Drug Testing
An article from cnn.com about drug testing.
It seems a few football players at a Division III school were arrested with a variety of drugs, including marijuana, cocaine, and steroids. The local DA threatened to extend the investigation to all football players, with a stated focus on steroids.
Naturally, the school suggests some self-policing, announcing that all 100 football players will be tested for street drugs (marijuana and cocaine), but will only randomly test 25 football players for steroids.
Any thoughts on why, with the DA worried about steroids, the school will only be randomly testing 25 football players for steroids, while testing them all for street drugs?
Any guess as to which test is more expensive?
–CT

February 9th, 2007 at 8:30 am
It would seem rather than what tests cost (which may be moot if those costs are allocated to different paying parties), that the real question is whether Illegal Recreational Drug use by a few players can legally be extended into an invasive testing regime for all players?
And whether legally that testing can be expanded from Illegal Recreational Drug Testing by testing for Disallowed/Illegal Performance Enhancing Drugs among the whole athlete group?
This DA should be taken to task by the faculty and by the student’s themselves. It is a shame that the School has caved to pressure to do ANY testing as part of a “fishing expedition.”
The school could be seen as in violation of their athletes’ rights by testing without cause.
A DA does not gain license for “fishing expeditions” for infraction “B” among a DA determined target group simply by having a small subset of the target group implicated for infraction “A”.
An interesting case, which as summarized smacks of civil right violations right & left.
For what it is worth a standard Illegal Drug urine test is quite cheap, whereas the steroid testing is complex lab work, and much more expensive per tested individual.
Steve W
February 9th, 2007 at 8:49 am
I didn’t make clear that two out of hundreds of UW-Stout players, and one former player (out of perhaps thousands of former players) have been charged with both Recreational and/or Performance Enhancing drugs.
Why hundreds & thousands? Because the proposed testing is to be up scaled in Autumn to include all student athletes at University of Wisconsin – Stout.
The whole thing reads as a “performance for media” by the UW, as student athletes had already been part of a testing program.
Steve W
February 9th, 2007 at 7:10 pm
Steve,
Thanks for the comments here and elsewhere.
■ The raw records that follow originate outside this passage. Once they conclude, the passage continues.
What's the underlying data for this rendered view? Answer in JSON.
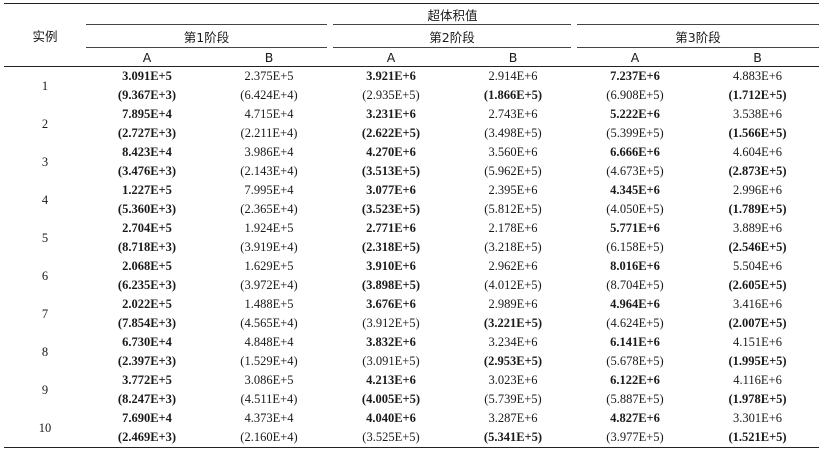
{
  "header": {
    "row_label": "实例",
    "group_label": "超体积值",
    "stages": [
      "第1阶段",
      "第2阶段",
      "第3阶段"
    ],
    "algos": [
      "A",
      "B"
    ]
  },
  "rows": [
    {
      "id": "1",
      "mean": [
        {
          "v": "3.091E+5",
          "b": true
        },
        {
          "v": "2.375E+5",
          "b": false
        },
        {
          "v": "3.921E+6",
          "b": true
        },
        {
          "v": "2.914E+6",
          "b": false
        },
        {
          "v": "7.237E+6",
          "b": true
        },
        {
          "v": "4.883E+6",
          "b": false
        }
      ],
      "std": [
        {
          "v": "(9.367E+3)",
          "b": true
        },
        {
          "v": "(6.424E+4)",
          "b": false
        },
        {
          "v": "(2.935E+5)",
          "b": false
        },
        {
          "v": "(1.866E+5)",
          "b": true
        },
        {
          "v": "(6.908E+5)",
          "b": false
        },
        {
          "v": "(1.712E+5)",
          "b": true
        }
      ]
    },
    {
      "id": "2",
      "mean": [
        {
          "v": "7.895E+4",
          "b": true
        },
        {
          "v": "4.715E+4",
          "b": false
        },
        {
          "v": "3.231E+6",
          "b": true
        },
        {
          "v": "2.743E+6",
          "b": false
        },
        {
          "v": "5.222E+6",
          "b": true
        },
        {
          "v": "3.538E+6",
          "b": false
        }
      ],
      "std": [
        {
          "v": "(2.727E+3)",
          "b": true
        },
        {
          "v": "(2.211E+4)",
          "b": false
        },
        {
          "v": "(2.622E+5)",
          "b": true
        },
        {
          "v": "(3.498E+5)",
          "b": false
        },
        {
          "v": "(5.399E+5)",
          "b": false
        },
        {
          "v": "(1.566E+5)",
          "b": true
        }
      ]
    },
    {
      "id": "3",
      "mean": [
        {
          "v": "8.423E+4",
          "b": true
        },
        {
          "v": "3.986E+4",
          "b": false
        },
        {
          "v": "4.270E+6",
          "b": true
        },
        {
          "v": "3.560E+6",
          "b": false
        },
        {
          "v": "6.666E+6",
          "b": true
        },
        {
          "v": "4.604E+6",
          "b": false
        }
      ],
      "std": [
        {
          "v": "(3.476E+3)",
          "b": true
        },
        {
          "v": "(2.143E+4)",
          "b": false
        },
        {
          "v": "(3.513E+5)",
          "b": true
        },
        {
          "v": "(5.962E+5)",
          "b": false
        },
        {
          "v": "(4.673E+5)",
          "b": false
        },
        {
          "v": "(2.873E+5)",
          "b": true
        }
      ]
    },
    {
      "id": "4",
      "mean": [
        {
          "v": "1.227E+5",
          "b": true
        },
        {
          "v": "7.995E+4",
          "b": false
        },
        {
          "v": "3.077E+6",
          "b": true
        },
        {
          "v": "2.395E+6",
          "b": false
        },
        {
          "v": "4.345E+6",
          "b": true
        },
        {
          "v": "2.996E+6",
          "b": false
        }
      ],
      "std": [
        {
          "v": "(5.360E+3)",
          "b": true
        },
        {
          "v": "(2.365E+4)",
          "b": false
        },
        {
          "v": "(3.523E+5)",
          "b": true
        },
        {
          "v": "(5.812E+5)",
          "b": false
        },
        {
          "v": "(4.050E+5)",
          "b": false
        },
        {
          "v": "(1.789E+5)",
          "b": true
        }
      ]
    },
    {
      "id": "5",
      "mean": [
        {
          "v": "2.704E+5",
          "b": true
        },
        {
          "v": "1.924E+5",
          "b": false
        },
        {
          "v": "2.771E+6",
          "b": true
        },
        {
          "v": "2.178E+6",
          "b": false
        },
        {
          "v": "5.771E+6",
          "b": true
        },
        {
          "v": "3.889E+6",
          "b": false
        }
      ],
      "std": [
        {
          "v": "(8.718E+3)",
          "b": true
        },
        {
          "v": "(3.919E+4)",
          "b": false
        },
        {
          "v": "(2.318E+5)",
          "b": true
        },
        {
          "v": "(3.218E+5)",
          "b": false
        },
        {
          "v": "(6.158E+5)",
          "b": false
        },
        {
          "v": "(2.546E+5)",
          "b": true
        }
      ]
    },
    {
      "id": "6",
      "mean": [
        {
          "v": "2.068E+5",
          "b": true
        },
        {
          "v": "1.629E+5",
          "b": false
        },
        {
          "v": "3.910E+6",
          "b": true
        },
        {
          "v": "2.962E+6",
          "b": false
        },
        {
          "v": "8.016E+6",
          "b": true
        },
        {
          "v": "5.504E+6",
          "b": false
        }
      ],
      "std": [
        {
          "v": "(6.235E+3)",
          "b": true
        },
        {
          "v": "(3.972E+4)",
          "b": false
        },
        {
          "v": "(3.898E+5)",
          "b": true
        },
        {
          "v": "(4.012E+5)",
          "b": false
        },
        {
          "v": "(8.704E+5)",
          "b": false
        },
        {
          "v": "(2.605E+5)",
          "b": true
        }
      ]
    },
    {
      "id": "7",
      "mean": [
        {
          "v": "2.022E+5",
          "b": true
        },
        {
          "v": "1.488E+5",
          "b": false
        },
        {
          "v": "3.676E+6",
          "b": true
        },
        {
          "v": "2.989E+6",
          "b": false
        },
        {
          "v": "4.964E+6",
          "b": true
        },
        {
          "v": "3.416E+6",
          "b": false
        }
      ],
      "std": [
        {
          "v": "(7.854E+3)",
          "b": true
        },
        {
          "v": "(4.565E+4)",
          "b": false
        },
        {
          "v": "(3.912E+5)",
          "b": false
        },
        {
          "v": "(3.221E+5)",
          "b": true
        },
        {
          "v": "(4.624E+5)",
          "b": false
        },
        {
          "v": "(2.007E+5)",
          "b": true
        }
      ]
    },
    {
      "id": "8",
      "mean": [
        {
          "v": "6.730E+4",
          "b": true
        },
        {
          "v": "4.848E+4",
          "b": false
        },
        {
          "v": "3.832E+6",
          "b": true
        },
        {
          "v": "3.234E+6",
          "b": false
        },
        {
          "v": "6.141E+6",
          "b": true
        },
        {
          "v": "4.151E+6",
          "b": false
        }
      ],
      "std": [
        {
          "v": "(2.397E+3)",
          "b": true
        },
        {
          "v": "(1.529E+4)",
          "b": false
        },
        {
          "v": "(3.091E+5)",
          "b": false
        },
        {
          "v": "(2.953E+5)",
          "b": true
        },
        {
          "v": "(5.678E+5)",
          "b": false
        },
        {
          "v": "(1.995E+5)",
          "b": true
        }
      ]
    },
    {
      "id": "9",
      "mean": [
        {
          "v": "3.772E+5",
          "b": true
        },
        {
          "v": "3.086E+5",
          "b": false
        },
        {
          "v": "4.213E+6",
          "b": true
        },
        {
          "v": "3.023E+6",
          "b": false
        },
        {
          "v": "6.122E+6",
          "b": true
        },
        {
          "v": "4.116E+6",
          "b": false
        }
      ],
      "std": [
        {
          "v": "(8.247E+3)",
          "b": true
        },
        {
          "v": "(4.511E+4)",
          "b": false
        },
        {
          "v": "(4.005E+5)",
          "b": true
        },
        {
          "v": "(5.739E+5)",
          "b": false
        },
        {
          "v": "(5.887E+5)",
          "b": false
        },
        {
          "v": "(1.978E+5)",
          "b": true
        }
      ]
    },
    {
      "id": "10",
      "mean": [
        {
          "v": "7.690E+4",
          "b": true
        },
        {
          "v": "4.373E+4",
          "b": false
        },
        {
          "v": "4.040E+6",
          "b": true
        },
        {
          "v": "3.287E+6",
          "b": false
        },
        {
          "v": "4.827E+6",
          "b": true
        },
        {
          "v": "3.301E+6",
          "b": false
        }
      ],
      "std": [
        {
          "v": "(2.469E+3)",
          "b": true
        },
        {
          "v": "(2.160E+4)",
          "b": false
        },
        {
          "v": "(3.525E+5)",
          "b": false
        },
        {
          "v": "(5.341E+5)",
          "b": true
        },
        {
          "v": "(3.977E+5)",
          "b": false
        },
        {
          "v": "(1.521E+5)",
          "b": true
        }
      ]
    }
  ]
}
I just threw away my copy of the NCAA’s drug testing program, and I wish I hadn’t. As the article points out, all athletes are tested at the championship level. I am certain that D1 athletes are subject to random drug testing during other times of the season. I don’t know if this applies to DIII athletes.
While I wholeheartedly agree this is “performance for media”, the reason I point out the random testing above is this: if athlets are subject to random drug testing by the ncaa, it is hard for me to believe futher tests (by the school) are illegal. I also agree that the broader issue of whether a drug test can be required by the ncaa (or as a condition of employment) is interesting and we could certainly question (and should) its civil rights status.
I “have a friend” who has been tested both as an athlete, and recently as an application for employment. In both cases, my friend knew 24 hours in advance that they would be tested (I don’t believe the employer is testing for steroids!). The reaction to the test was given by the employer is that it was administered much more strictly – “nervewracking” compared to the NCAA testing, having actual controls in place for the employment test.
One could wonder how the UW-Stout test will be administered, and if the details will be part of the “performance”. Doubtful.
Be all this as it may, lest my students miss the simpler point I was hoping to make, and which you quite correctly pointed out, is that even when creating something as nebulous and “media performance”, firms (or universities) will respond to the prices of inputs.
While we could argue about how valuable the steroids tests are for this “peformance” (relative to the value of the street drug tests), the fact that a steroid test is 3-4 times more expensive than a street drug test is part of the story.